November 28, 2011
PROXY VOTING IN CONDOMINIUM ASSOCIATIONS
By: James Orlando, Associate Analyst
You asked about proxy voting in condominium associations, including a summary of Connecticut law and whether other states allow or prohibit proxy voting.
Connecticut allows condominium unit owners to vote by proxy, unless the association's declaration or bylaws prohibit it. The law sets certain standards concerning proxy voting which we describe below.
We searched other states' condominium statutes and found most states allow proxy voting in condominium associations. Some states set conditions on proxy voting (e.g., specifying that it is only permitted if the association documents provide for it or setting the length of time for a proxy's effectiveness). Two states prohibit proxy voting in certain circumstances. Arizona prohibits proxy voting in condominium association elections after the developer's control of the association has ended. Florida generally prohibits the use of proxy voting for electing board members.
PROXY VOTING IN CONDOMINIUM ASSOCIATIONS
The Common Interest Ownership Act (CIOA) authorizes unit owners, unless prohibited or limited by the declaration or bylaws, to vote at a meeting in person; by proxy; or, when a vote is conducted without a meeting, by electronic or paper ballot.
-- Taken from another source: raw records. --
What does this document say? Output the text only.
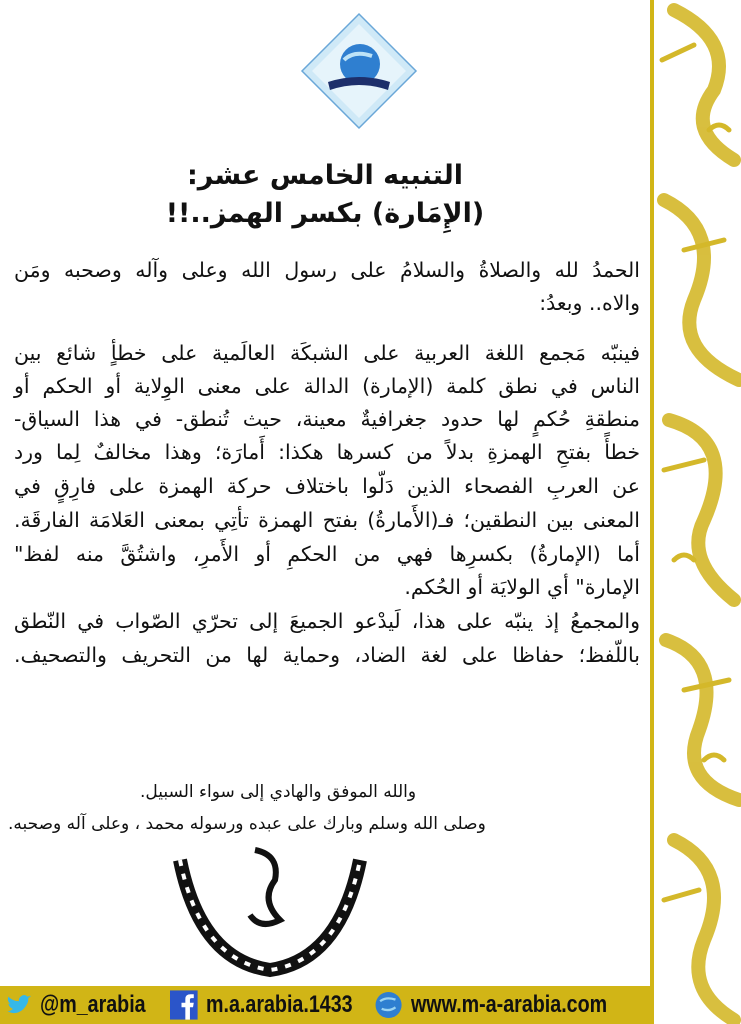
التنبيه الخامس عشر:
(الإِمَارة) بكسر الهمز..!!
الحمدُ لله والصلاةُ والسلامُ على رسول الله وعلى وآله وصحبه ومَن
والاه.. وبعدُ:
فينبّه مَجمع اللغة العربية على الشبكَة العالَمية على خطأٍ شائع بين
الناس في نطق كلمة (الإمارة) الدالة على معنى الوِلاية أو الحكم أو
منطقةِ حُكمٍ لها حدود جغرافيةٌ معينة، حيث تُنطق- في هذا السياق-
خطأً بفتحِ الهمزةِ بدلاً من كسرها هكذا: أَمارَة؛ وهذا مخالفٌ لِما ورد
عن العربِ الفصحاء الذين دَلّوا باختلاف حركة الهمزة على فارِقٍ في
المعنى بين النطقين؛ فـ(الأَمارةُ) بفتح الهمزة تأتِي بمعنى العَلامَة الفارقَة.
أما (الإمارةُ) بكسرِها فهي من الحكمِ أو الأَمرِ، واشتُقَّ منه لفظ"
الإمارة" أي الولايَة أو الحُكم.
والمجمعُ إذ ينبّه على هذا، لَيدْعو الجميعَ إلى تحرّي الصّواب في النّطق
باللّفظ؛ حفاظا على لغة الضاد، وحماية لها من التحريف والتصحيف.
والله الموفق والهادي إلى سواء السبيل.
وصلى الله وسلم وبارك على عبده ورسوله محمد ، وعلى آله وصحبه.
@m_arabia m.a.arabia.1433 www.m-a-arabia.com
Unless a greater number or fraction of the votes in the association is required by CIOA, other law, or the declaration, a majority of the votes cast is the decision of the unit owners.
CIOA establishes the following rights and limitations concerning proxy voting, unless the declaration or bylaws provide otherwise:
1. votes allocated to a unit can be cast by a proxy duly executed by a unit owner (the proxy can direct how a vote is cast or it can be “undirected” and allow the person who is given the proxy to decide how to vote);
2. if a unit is owned by more than one person, each unit owner may vote or register a protest to the votes by the other owners of the unit through a duly executed proxy;
3. a unit owner may revoke a proxy only by actual notice of revocation to the person presiding over an association meeting;
4. a proxy is void if it is not dated or purports to be revocable without notice;
5. a proxy terminates one year after its date, unless it specifies a shorter term; and
6. someone may not cast votes representing more than 15% of the votes in the association pursuant to undirected proxies (CGS § 47-252).
CIOA specifies that proxy voting is among the acceptable voting methods at meetings concerning the removal of officers or directors, notwithstanding any contrary provision in the declaration or bylaws (CGS § 47-261d).
Under CIOA, unless an association's bylaws provide otherwise, a quorum is present throughout any meeting of the unit owners if persons entitled to cast 20% of the votes in the association are present in person or by proxy at the beginning of the meeting (CGS § 47-251).
Like several states, Connecticut's condominium law is modeled in part on the Uniform Common Interest Ownership Act. Connecticut's proxy voting law generally follows that of the most recent revisions to the uniform act (the uniform act has different provisions regarding how long a proxy is valid).
We found provisions in over 30 states' condominium statutes allowing proxy voting in condominium associations. Some other states do not address proxy voting in their condominium statutes, but allow proxy voting in other statutes addressing voting by nonprofit corporations or certain other associations, which could include condominium associations.
Some states, like Connecticut, specify that proxy voting is allowed unless the condominium documents prohibit it. Examples include Illinois, Kansas, and Oregon (see below for more details on Illinois' law). Minnesota law provides that proxy voting is only allowed if the condominium documents provide for it (Minn. Stat. Ann. § 515B.3-110).
Below we briefly describe laws in three states that place restrictions or limitations on proxy voting.
Arizona. Arizona prohibits proxy voting in condominium associations after the end of the period of declarant (developer) control (i.e., the time during which the declarant or persons designated by the declarant may elect or appoint the board members pursuant to the condominium documents or by virtue of superior voting power). This prohibition on proxy voting applies notwithstanding any provision in the condominium documents. The prohibition does not apply to timeshares. During the period of declarant control, votes may be cast by proxy, subject to certain conditions (e.g., a proxy is void if it is undated or purports to be revocable without notice) (Ariz. Rev. Stat. Ann. § 33-1250).
Florida. Florida prohibits the use of proxy voting in the election of board members, except for associations of 10 or fewer units. Such associations, by affirmative vote of a majority of the total voting interests, may provide in their bylaws for proxy voting for electing board members. Florida generally allows proxy voting in other contexts, subject to certain conditions and limitations (Fl. Stat. Ann. § 718.112).
Illinois. Under Illinois law, proxy voting is generally allowed unless the articles of incorporation or bylaws provide otherwise. For board elections, proxy voting is prohibited if (1) the board, at least 120 days before an election, adopts a rule providing for balloting as set forth by law or (2) the declaration or bylaws provide for balloting as set forth by law (765 Ill. Comp. Stat. Ann. 605/18).